Nunca tuvimos tanto acceso a la información. A un click de distancia, a un antojadizo movimiento controlado (asumido, naturalizado) de nuestro dedo índice, podemos encontrar hondos (o superficiales) análisis de las realidades más complejas, columnas de opinión, periodismo de investigación, páginas de divulgación científica, tutoriales, bibliotecas enteras o incluso cursos en línea de las universidades más prestigiosas. Nunca estuvimos, no obstante, tan expuestos a la desinformación.

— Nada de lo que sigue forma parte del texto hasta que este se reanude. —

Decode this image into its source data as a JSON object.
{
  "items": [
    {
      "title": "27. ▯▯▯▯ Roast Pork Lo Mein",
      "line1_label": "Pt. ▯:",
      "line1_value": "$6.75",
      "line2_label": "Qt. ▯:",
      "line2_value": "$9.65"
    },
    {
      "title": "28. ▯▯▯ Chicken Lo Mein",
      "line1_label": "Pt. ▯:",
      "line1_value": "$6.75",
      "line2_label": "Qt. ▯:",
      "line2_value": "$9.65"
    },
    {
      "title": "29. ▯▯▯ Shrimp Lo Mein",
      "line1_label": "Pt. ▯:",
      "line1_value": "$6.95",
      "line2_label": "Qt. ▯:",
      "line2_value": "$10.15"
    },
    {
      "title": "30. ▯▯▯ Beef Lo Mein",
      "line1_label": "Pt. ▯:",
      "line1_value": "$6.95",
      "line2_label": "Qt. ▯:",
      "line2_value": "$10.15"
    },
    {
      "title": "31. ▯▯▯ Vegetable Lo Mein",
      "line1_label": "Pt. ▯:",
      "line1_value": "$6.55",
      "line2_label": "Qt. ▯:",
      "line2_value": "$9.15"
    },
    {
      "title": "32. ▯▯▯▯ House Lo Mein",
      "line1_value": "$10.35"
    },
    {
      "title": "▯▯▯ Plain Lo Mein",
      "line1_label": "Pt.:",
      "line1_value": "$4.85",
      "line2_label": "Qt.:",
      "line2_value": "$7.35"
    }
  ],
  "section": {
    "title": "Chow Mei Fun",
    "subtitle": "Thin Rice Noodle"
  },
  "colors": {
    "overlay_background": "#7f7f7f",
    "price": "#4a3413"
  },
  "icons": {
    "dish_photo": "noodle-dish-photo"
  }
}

Viví la campaña (y posterior victoria) de Jair Bolsonaro en Europa. Resultaba llamativo ver cómo los medios tradicionalmente cercanos a la izquierda y aquellos simpatizantes de la derecha usaban los mismos adjetivos (y casi en el mismo orden) para referirse al hoy presidente de Brasil.
Bolsonaro, se podría argumentar, es objetivamente polémico. Algo similar sucede con Donald Trump, que también sobrevivió (al menos desde un punto de vista político) a un bloque mediático que operó sistemáticamente en su contra.
A título personal, no elegiría ni al brasileño ni al norteamericano para integrar mi círculo más íntimo. Subrayo, sin embargo, dos cosas. Una, que en términos de política interna, ambos gobernantes están haciendo un buen trabajo. Estados Unidos presenta los niveles de desempleo más bajos de su historia reciente. Por su parte, Bolsonaro colocó a Brasil en la cima de los mercados emergentes y es hoy un favorito de Wall Street. Pero sobre todo – y he aquí lo realmente relevante – yo le advertí al lector hace cuatro oraciones que hablo a título personal.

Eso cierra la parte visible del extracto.